Medium, a blogging platform provider has raised $57 million in Series B round led by Andreessen Horowitz along with previous investors Google Ventures, Obvious Ventures, The Chernin Group and Greylock Partners. The new funding has increased the value of the company to around $400 million.
Founded in 2012 by Twitter co-founder Evan Williams, the startup Medium is a blog publishing platform that allows professionals, non-professionals and paid contributors publish their articles on the it. This platform surfaces quality content over clickbait. On default, the interested readers can see a list of top stories though users make use of tags. On Signing up, users are also encouraged to follow certain authors based of the tags selected. In the matter of three years, the platform has become a popular stage to share thoughtful insights, entertaining perspectives and moving human stories with the world.
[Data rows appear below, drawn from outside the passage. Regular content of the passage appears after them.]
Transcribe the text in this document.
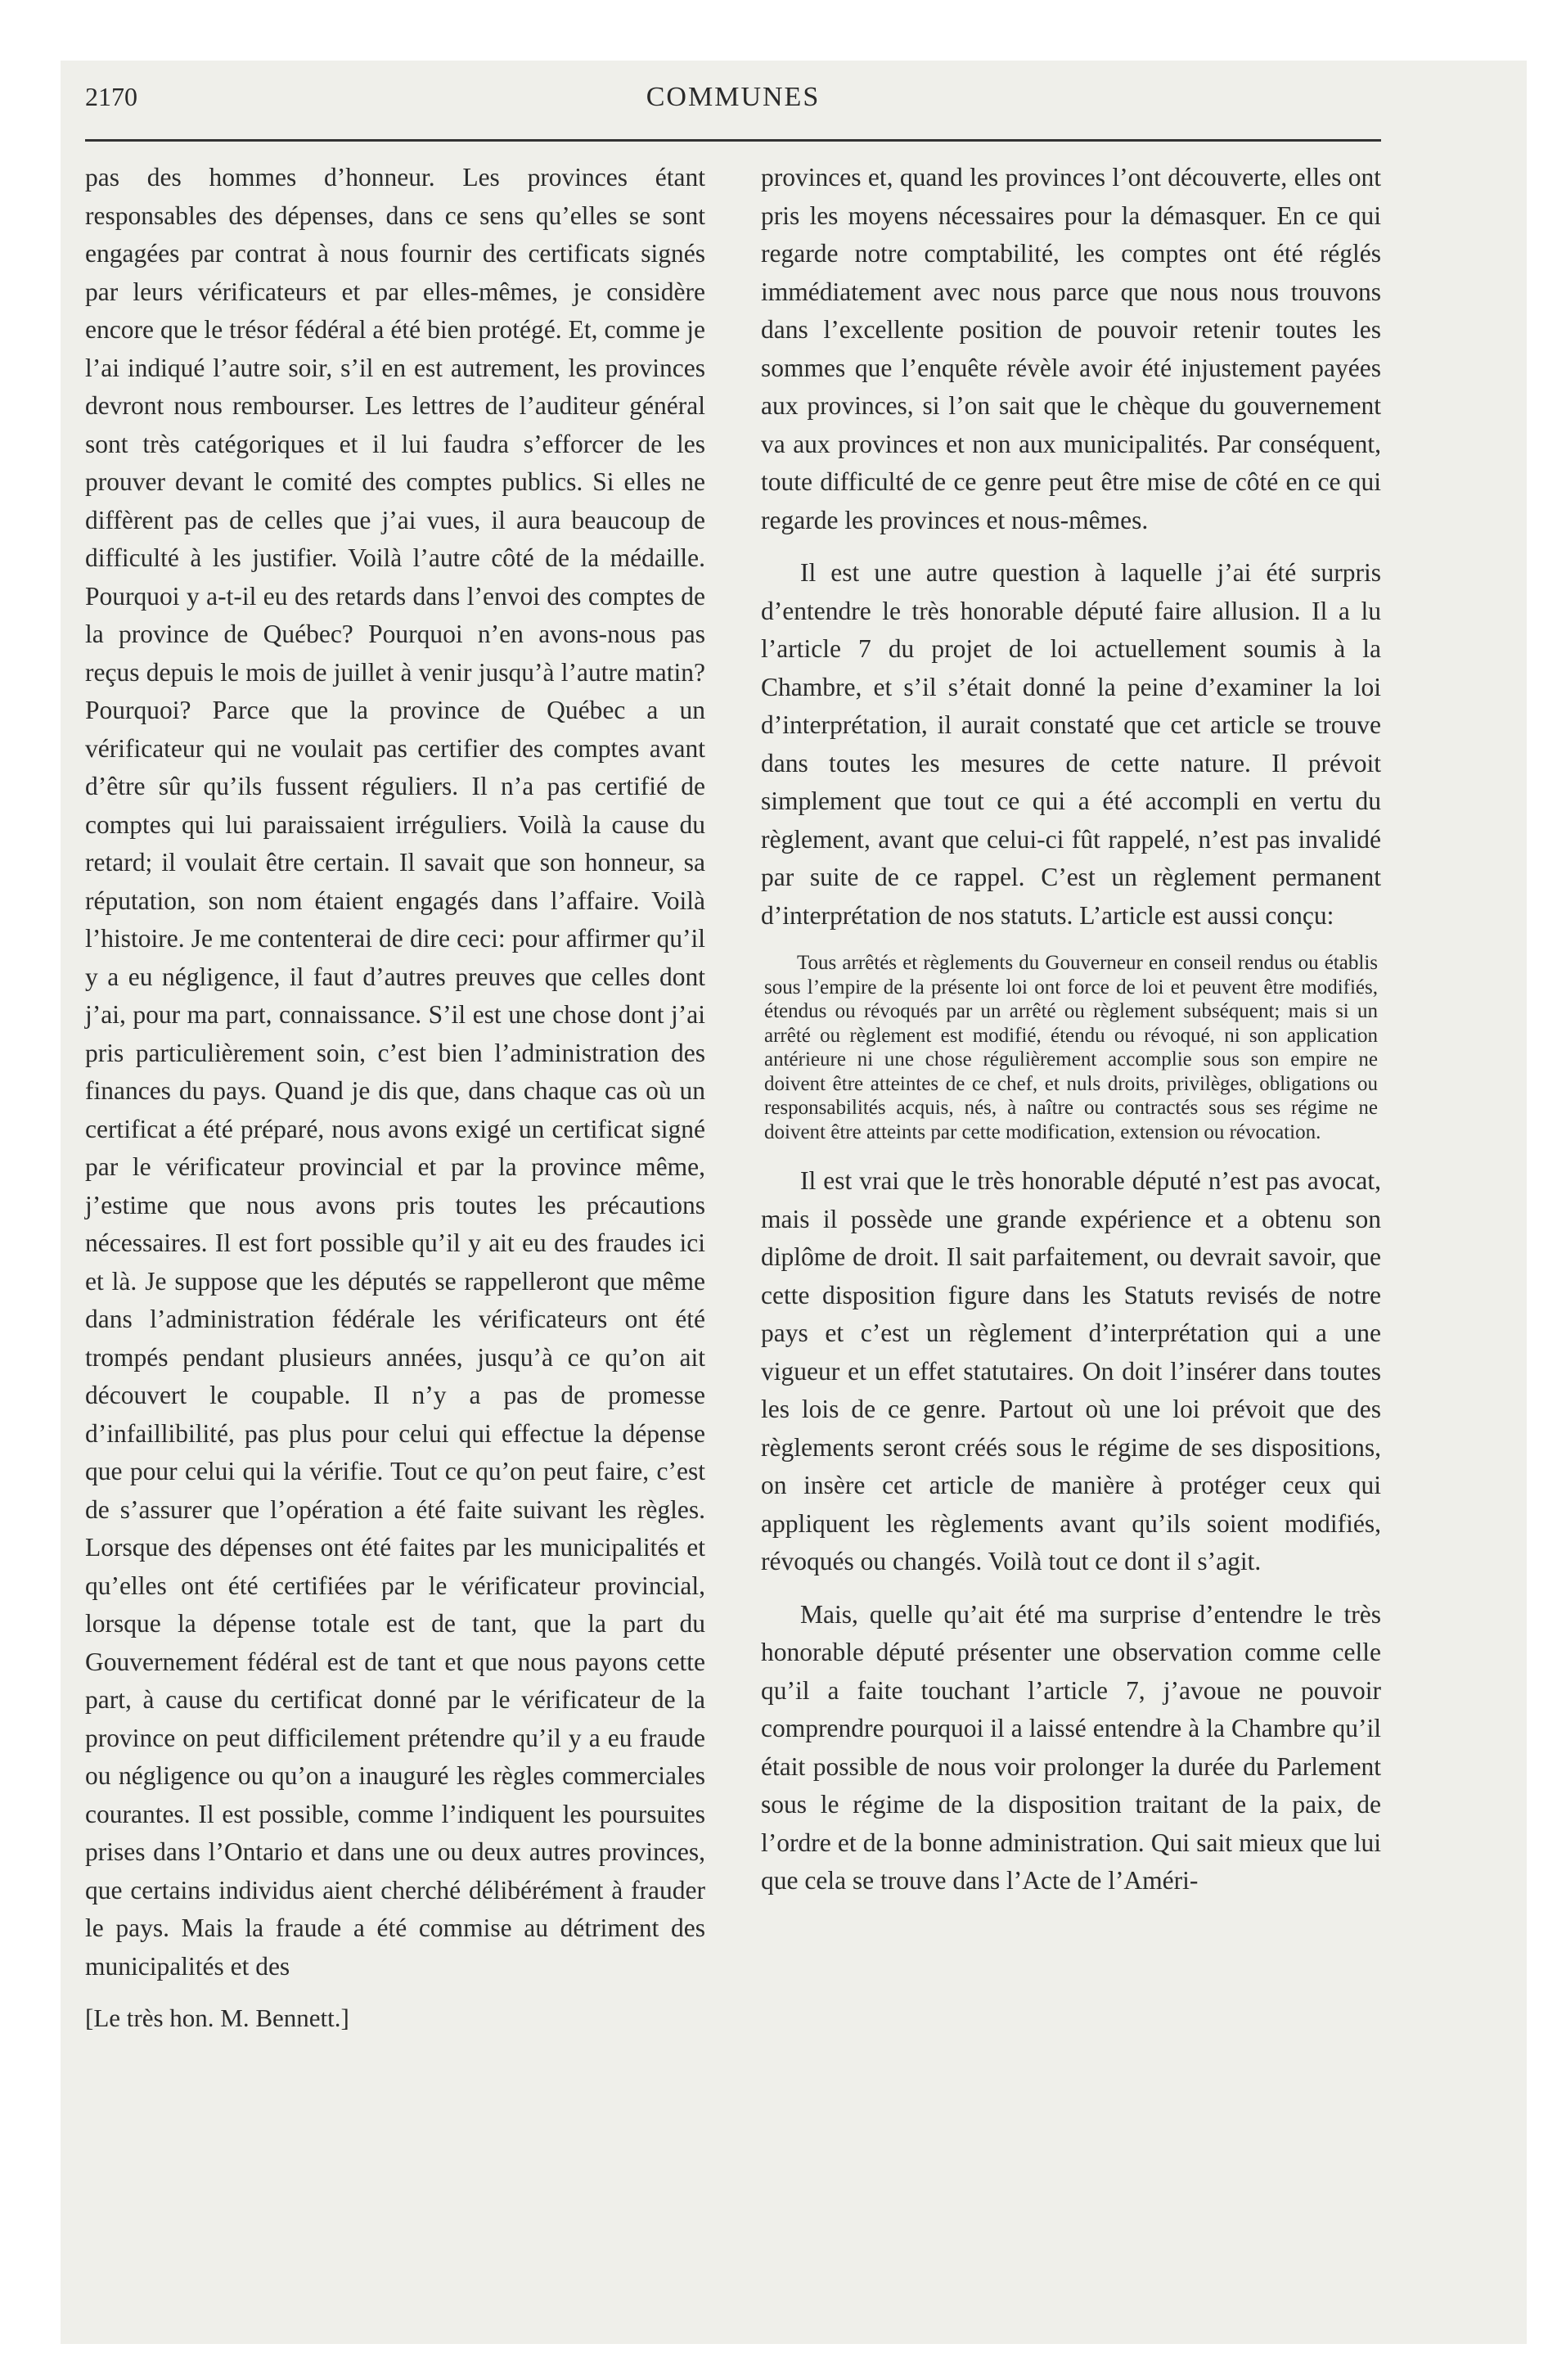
2170	COMMUNES

pas des hommes d’honneur. Les provinces étant responsables des dépenses, dans ce sens qu’elles se sont engagées par contrat à nous fournir des certificats signés par leurs vérificateurs et par elles-mêmes, je considère encore que le trésor fédéral a été bien protégé. Et, comme je l’ai indiqué l’autre soir, s’il en est autrement, les provinces devront nous rembourser. Les lettres de l’auditeur général sont très catégoriques et il lui faudra s’efforcer de les prouver devant le comité des comptes publics. Si elles ne diffèrent pas de celles que j’ai vues, il aura beaucoup de difficulté à les justifier. Voilà l’autre côté de la médaille. Pourquoi y a-t-il eu des retards dans l’envoi des comptes de la province de Québec? Pourquoi n’en avons-nous pas reçus depuis le mois de juillet à venir jusqu’à l’autre matin? Pourquoi? Parce que la province de Québec a un vérificateur qui ne voulait pas certifier des comptes avant d’être sûr qu’ils fussent réguliers. Il n’a pas certifié de comptes qui lui paraissaient irréguliers. Voilà la cause du retard; il voulait être certain. Il savait que son honneur, sa réputation, son nom étaient engagés dans l’affaire. Voilà l’histoire. Je me contenterai de dire ceci: pour affirmer qu’il y a eu négligence, il faut d’autres preuves que celles dont j’ai, pour ma part, connaissance. S’il est une chose dont j’ai pris particulièrement soin, c’est bien l’administration des finances du pays. Quand je dis que, dans chaque cas où un certificat a été préparé, nous avons exigé un certificat signé par le vérificateur provincial et par la province même, j’estime que nous avons pris toutes les précautions nécessaires. Il est fort possible qu’il y ait eu des fraudes ici et là. Je suppose que les députés se rappelleront que même dans l’administration fédérale les vérificateurs ont été trompés pendant plusieurs années, jusqu’à ce qu’on ait découvert le coupable. Il n’y a pas de promesse d’infaillibilité, pas plus pour celui qui effectue la dépense que pour celui qui la vérifie. Tout ce qu’on peut faire, c’est de s’assurer que l’opération a été faite suivant les règles. Lorsque des dépenses ont été faites par les municipalités et qu’elles ont été certifiées par le vérificateur provincial, lorsque la dépense totale est de tant, que la part du Gouvernement fédéral est de tant et que nous payons cette part, à cause du certificat donné par le vérificateur de la province on peut difficilement prétendre qu’il y a eu fraude ou négligence ou qu’on a inauguré les règles commerciales courantes. Il est possible, comme l’indiquent les poursuites prises dans l’Ontario et dans une ou deux autres provinces, que certains individus aient cherché délibérément à frauder le pays. Mais la fraude a été commise au détriment des municipalités et des

[Le très hon. M. Bennett.]

provinces et, quand les provinces l’ont découverte, elles ont pris les moyens nécessaires pour la démasquer. En ce qui regarde notre comptabilité, les comptes ont été réglés immédiatement avec nous parce que nous nous trouvons dans l’excellente position de pouvoir retenir toutes les sommes que l’enquête révèle avoir été injustement payées aux provinces, si l’on sait que le chèque du gouvernement va aux provinces et non aux municipalités. Par conséquent, toute difficulté de ce genre peut être mise de côté en ce qui regarde les provinces et nous-mêmes.

Il est une autre question à laquelle j’ai été surpris d’entendre le très honorable député faire allusion. Il a lu l’article 7 du projet de loi actuellement soumis à la Chambre, et s’il s’était donné la peine d’examiner la loi d’interprétation, il aurait constaté que cet article se trouve dans toutes les mesures de cette nature. Il prévoit simplement que tout ce qui a été accompli en vertu du règlement, avant que celui-ci fût rappelé, n’est pas invalidé par suite de ce rappel. C’est un règlement permanent d’interprétation de nos statuts. L’article est aussi conçu:

Tous arrêtés et règlements du Gouverneur en conseil rendus ou établis sous l’empire de la présente loi ont force de loi et peuvent être modifiés, étendus ou révoqués par un arrêté ou règlement subséquent; mais si un arrêté ou règlement est modifié, étendu ou révoqué, ni son application antérieure ni une chose régulièrement accomplie sous son empire ne doivent être atteintes de ce chef, et nuls droits, privilèges, obligations ou responsabilités acquis, nés, à naître ou contractés sous ses régime ne doivent être atteints par cette modification, extension ou révocation.

Il est vrai que le très honorable député n’est pas avocat, mais il possède une grande expérience et a obtenu son diplôme de droit. Il sait parfaitement, ou devrait savoir, que cette disposition figure dans les Statuts revisés de notre pays et c’est un règlement d’interprétation qui a une vigueur et un effet statutaires. On doit l’insérer dans toutes les lois de ce genre. Partout où une loi prévoit que des règlements seront créés sous le régime de ses dispositions, on insère cet article de manière à protéger ceux qui appliquent les règlements avant qu’ils soient modifiés, révoqués ou changés. Voilà tout ce dont il s’agit.

Mais, quelle qu’ait été ma surprise d’entendre le très honorable député présenter une observation comme celle qu’il a faite touchant l’article 7, j’avoue ne pouvoir comprendre pourquoi il a laissé entendre à la Chambre qu’il était possible de nous voir prolonger la durée du Parlement sous le régime de la disposition traitant de la paix, de l’ordre et de la bonne administration. Qui sait mieux que lui que cela se trouve dans l’Acte de l’Améri-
The company claims to have more than 20,000 writers on the platform every week.
The basis of the Medium’s operation is different. They claim to not concentrate on the page views, unique visitors or click metrics but on the quality of the content. “Many digital media companies are trapped in a negative cycle. Distribution happens primarily through networks that optimize click-through over quality, forcing creators to learn content and marketing parlor tricks instead of allowing them to focus on creating fresh perspectives,” stated Andy Doyle, head of operations at Medium. “This has left a large and influential audience underserved. It has forced advertisers to look elsewhere for deeper engagement. And it has frustrated individual writers and organized media brands alike.”
With the new funds, the company Medium plans to become “the dominant pipeline for connecting quality content and conversation.” It also intends to personalize the content around user interests and made richer by the activity of medium network. The company is soon to host an event on October 7 to announce new product features and partnerships.
Medium goes on to grow in large part due to competition with Facebook, which recently widened its news curation offerings with Instant Articles and blogging potential by reviving Notes. Reports suggest the company is working on revenue plans like selling “branded content” advertising and placing some posts behind a paywall.